SAMPIT – Upaya untuk mengembangan Bandara H Asan Sampit mengalami sejumlah kendala. Terutama terkait dengan lahan.
Unit Pengelola Bandar Udara (UPBU) saat menggelar pertemuan dengan Pemerintah Kabupaten Kotawaringin Timur (Kotim), perwakilan BPN serta dinas terkait membahas pengembangan bandara H Asan Sampit tahun 2020-2022 memaparkan, ada beberapa hal yang menjadi fokus utama, yakni diperlukannya peningkatan infrastruktur landasan pacu, terminal keberangkatan yang sudah tidak representatif serta pagar bandara.

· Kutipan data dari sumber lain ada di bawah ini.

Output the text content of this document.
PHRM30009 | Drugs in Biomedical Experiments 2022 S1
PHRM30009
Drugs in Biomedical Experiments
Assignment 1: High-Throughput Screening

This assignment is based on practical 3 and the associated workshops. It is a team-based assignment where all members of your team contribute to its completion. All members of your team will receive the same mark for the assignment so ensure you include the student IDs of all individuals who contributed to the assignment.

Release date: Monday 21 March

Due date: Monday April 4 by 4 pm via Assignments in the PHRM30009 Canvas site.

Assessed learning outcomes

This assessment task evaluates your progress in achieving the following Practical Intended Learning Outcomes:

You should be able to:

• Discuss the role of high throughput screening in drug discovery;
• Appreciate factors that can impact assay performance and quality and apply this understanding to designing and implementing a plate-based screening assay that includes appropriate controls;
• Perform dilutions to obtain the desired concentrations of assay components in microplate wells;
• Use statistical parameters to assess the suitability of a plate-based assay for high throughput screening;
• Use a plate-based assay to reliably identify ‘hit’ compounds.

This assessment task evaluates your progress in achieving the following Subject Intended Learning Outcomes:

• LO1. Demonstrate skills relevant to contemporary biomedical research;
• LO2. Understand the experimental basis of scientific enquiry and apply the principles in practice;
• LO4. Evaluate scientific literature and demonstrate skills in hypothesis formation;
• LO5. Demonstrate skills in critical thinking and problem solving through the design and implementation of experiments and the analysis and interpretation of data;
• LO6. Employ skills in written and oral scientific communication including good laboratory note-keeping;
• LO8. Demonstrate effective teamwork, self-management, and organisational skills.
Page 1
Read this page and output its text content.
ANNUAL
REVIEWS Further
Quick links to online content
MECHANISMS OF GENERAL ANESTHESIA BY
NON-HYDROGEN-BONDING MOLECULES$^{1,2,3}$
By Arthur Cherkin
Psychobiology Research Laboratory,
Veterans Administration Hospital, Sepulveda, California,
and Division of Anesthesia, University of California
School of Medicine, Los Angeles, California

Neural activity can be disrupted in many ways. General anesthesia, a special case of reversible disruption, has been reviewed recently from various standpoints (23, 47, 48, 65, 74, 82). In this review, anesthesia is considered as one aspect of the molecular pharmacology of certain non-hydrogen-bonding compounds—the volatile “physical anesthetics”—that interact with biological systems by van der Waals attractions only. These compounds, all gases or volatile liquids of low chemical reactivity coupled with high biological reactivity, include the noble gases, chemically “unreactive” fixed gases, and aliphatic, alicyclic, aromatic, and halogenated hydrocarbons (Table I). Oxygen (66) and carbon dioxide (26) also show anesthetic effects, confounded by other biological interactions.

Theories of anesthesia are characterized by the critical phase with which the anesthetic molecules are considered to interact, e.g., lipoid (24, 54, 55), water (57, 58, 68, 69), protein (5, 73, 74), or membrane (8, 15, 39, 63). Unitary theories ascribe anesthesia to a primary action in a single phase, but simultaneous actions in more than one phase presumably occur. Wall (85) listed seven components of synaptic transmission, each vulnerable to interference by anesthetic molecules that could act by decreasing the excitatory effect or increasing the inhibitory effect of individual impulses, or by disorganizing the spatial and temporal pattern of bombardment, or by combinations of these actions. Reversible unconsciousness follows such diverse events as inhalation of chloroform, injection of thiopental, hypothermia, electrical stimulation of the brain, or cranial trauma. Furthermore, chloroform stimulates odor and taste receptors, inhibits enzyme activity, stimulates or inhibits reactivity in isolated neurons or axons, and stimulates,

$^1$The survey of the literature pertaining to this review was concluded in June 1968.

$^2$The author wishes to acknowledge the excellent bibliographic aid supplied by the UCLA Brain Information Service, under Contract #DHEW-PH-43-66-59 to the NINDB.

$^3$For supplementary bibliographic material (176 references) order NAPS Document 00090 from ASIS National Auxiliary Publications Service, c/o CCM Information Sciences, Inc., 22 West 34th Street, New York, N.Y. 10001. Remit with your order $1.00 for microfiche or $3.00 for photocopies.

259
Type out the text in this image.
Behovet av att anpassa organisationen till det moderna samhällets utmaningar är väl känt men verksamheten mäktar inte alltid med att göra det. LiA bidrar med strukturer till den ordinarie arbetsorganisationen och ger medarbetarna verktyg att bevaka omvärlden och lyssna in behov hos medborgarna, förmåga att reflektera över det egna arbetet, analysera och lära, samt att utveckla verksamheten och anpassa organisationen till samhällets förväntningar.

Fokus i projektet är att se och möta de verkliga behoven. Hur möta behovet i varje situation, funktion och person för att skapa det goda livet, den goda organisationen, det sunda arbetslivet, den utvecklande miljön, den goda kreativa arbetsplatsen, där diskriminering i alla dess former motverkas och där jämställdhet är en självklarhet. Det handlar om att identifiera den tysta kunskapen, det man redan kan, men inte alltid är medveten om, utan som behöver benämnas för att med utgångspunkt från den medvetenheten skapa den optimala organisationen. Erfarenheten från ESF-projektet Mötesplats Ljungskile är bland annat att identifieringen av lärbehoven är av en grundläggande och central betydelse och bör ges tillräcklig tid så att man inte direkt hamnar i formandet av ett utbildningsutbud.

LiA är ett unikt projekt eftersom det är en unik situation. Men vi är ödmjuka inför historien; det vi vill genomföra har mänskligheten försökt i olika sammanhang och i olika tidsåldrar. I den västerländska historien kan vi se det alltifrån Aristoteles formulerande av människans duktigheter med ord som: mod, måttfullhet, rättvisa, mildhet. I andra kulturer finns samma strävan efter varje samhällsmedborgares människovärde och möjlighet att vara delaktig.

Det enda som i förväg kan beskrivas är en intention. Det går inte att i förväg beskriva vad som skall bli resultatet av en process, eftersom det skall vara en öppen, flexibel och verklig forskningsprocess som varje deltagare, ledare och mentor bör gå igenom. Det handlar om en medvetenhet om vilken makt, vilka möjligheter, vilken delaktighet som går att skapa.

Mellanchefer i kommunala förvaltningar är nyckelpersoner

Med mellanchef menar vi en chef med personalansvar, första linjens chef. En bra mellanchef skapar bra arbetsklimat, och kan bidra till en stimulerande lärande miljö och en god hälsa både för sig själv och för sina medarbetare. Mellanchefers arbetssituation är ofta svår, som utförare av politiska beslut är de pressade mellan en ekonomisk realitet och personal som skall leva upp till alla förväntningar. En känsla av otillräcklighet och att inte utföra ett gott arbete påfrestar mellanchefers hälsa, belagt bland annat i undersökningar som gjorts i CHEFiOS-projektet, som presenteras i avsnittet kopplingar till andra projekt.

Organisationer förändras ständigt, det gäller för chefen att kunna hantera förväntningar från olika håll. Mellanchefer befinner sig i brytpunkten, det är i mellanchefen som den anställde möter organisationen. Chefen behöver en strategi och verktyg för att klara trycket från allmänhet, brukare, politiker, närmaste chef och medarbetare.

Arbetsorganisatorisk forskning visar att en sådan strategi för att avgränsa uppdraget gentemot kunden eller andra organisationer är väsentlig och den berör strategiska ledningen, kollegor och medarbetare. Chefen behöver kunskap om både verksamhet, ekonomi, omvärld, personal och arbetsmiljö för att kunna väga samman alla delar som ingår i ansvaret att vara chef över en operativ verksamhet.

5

Begitu juga dengan jalan di ujung landasan pacu yang harus dipindahkan, hal ini mengingat potensi bahaya yang mengancam. Apabila pesawat hendak mendarat dan melewati jalan itu, ketinggiannya hanya sekitar 15 meter sehingga berpotensi merobohkan sepeda motor yang ada di bawahnya.
Selain itu, menurut temuan Direktorat Jenderal Perhubungan Udara, gedung PK/PPK, gedung BMKG dan ruang kargo tidak memenuhi standar keamanan, sehingga harus dipindahkan. Tidak hanya itu, pohon karet yang menjulang tinggi di pinggir landasan pacu juga mengganggu lalu lintas penerbangan.
Kendala utama pengembangan bandara yang menjadi prioritas ada dua hal, yakni pembebasan atau penyediaan lahan untuk pemindahan gedung PK/PPK, gedung BMKG dan ruang kargo.
Serta pembebasan atau penyediaan lahan untuk perpanjangan landasan pacu bandara di jalan Tjilik Riwut seluas 2.250 x 45 meter dari sebelumnya 2.060 x 30 meter dan runway strip seluas 2.370 x 300 meter yang sebelumnya hanya 2370 x 150 meter.
Menanggapi hal itu, Anggota Komisi IV DPRD Kabupaten Kotawaringin Timur, Hari Rahmad Panca Setia justru menyarankan pemerintah daerah segera memikirkan untuk memindahkan bandara H Asan Sampit ke lokasi yang baru.